June 03, 2021 by Peoples Dispatch
Photo : DD News/Twitter

Despite international calls for permanent ceasefire and the measures to completely withdraw the foreign troops from Afghanistan, this May, at least 624 people including 302 civilians and 322 security forces, have been killed in a number of bomb blasts, targeted killings and violent encounters.

TOLO News reported that Baghlan, Laghman and Maidan Wardak, among other provinces, have been worst affected in the fighting. The Afghan government too has claimed to have inflicted massive casualties on the insurgent Taliban.

The fighting in Afghanistan is continuing unabated with frequent bomb blasts worsening the plight of civilians.  On June 1, three blasts rocked Kabul city – two of them exploded in western Kabul killing at least 10 people and injuring dozens others. 

A day before this incident, four personnel of Afghan government personnel were killed in a car bomb attack allegedly by the Taliban in Baghlan-e-Markazi located in the north of Baghlan province on May 31.

The minority Shia Hazara groups and students have come under attack.
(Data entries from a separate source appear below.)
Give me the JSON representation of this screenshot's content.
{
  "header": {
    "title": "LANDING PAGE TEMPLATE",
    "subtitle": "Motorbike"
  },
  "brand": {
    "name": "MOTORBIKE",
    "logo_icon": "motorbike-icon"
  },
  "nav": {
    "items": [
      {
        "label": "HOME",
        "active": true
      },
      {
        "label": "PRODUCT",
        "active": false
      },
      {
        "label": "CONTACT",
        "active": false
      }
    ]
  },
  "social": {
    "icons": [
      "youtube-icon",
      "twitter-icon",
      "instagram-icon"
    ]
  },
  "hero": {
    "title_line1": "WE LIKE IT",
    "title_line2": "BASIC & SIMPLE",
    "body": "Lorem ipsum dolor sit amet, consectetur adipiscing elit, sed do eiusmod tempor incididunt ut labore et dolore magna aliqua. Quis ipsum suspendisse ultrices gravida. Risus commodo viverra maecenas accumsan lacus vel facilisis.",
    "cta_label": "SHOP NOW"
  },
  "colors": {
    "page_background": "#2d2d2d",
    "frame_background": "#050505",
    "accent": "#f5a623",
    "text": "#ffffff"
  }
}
On May 8, an explosion in west Kabul’s Dasht-e-Barchi area killed over 60 people, a majority of them girls who were studying at the Sayed ul-Shuhada school in the national capital. 

According to official estimates, in the past three weeks, as many as 700 attacks were carried out in Helmand’s Lashkargah.

The protracted war in Afghanistan has caused tremendous socio-economical and political problems in the country. The presence of the US and NATO-supported Afghan government-led military operations has only worsened the plight of civilians.

This is despite the government in Kabul taking initiatives to resume the stalled peace talks in Doha and to form a Supreme State Council to lead the peace process. Seemingly, most of these measures have failed to yield any sustainable ceasefire with the resuming of the intra-Afghan peace talks.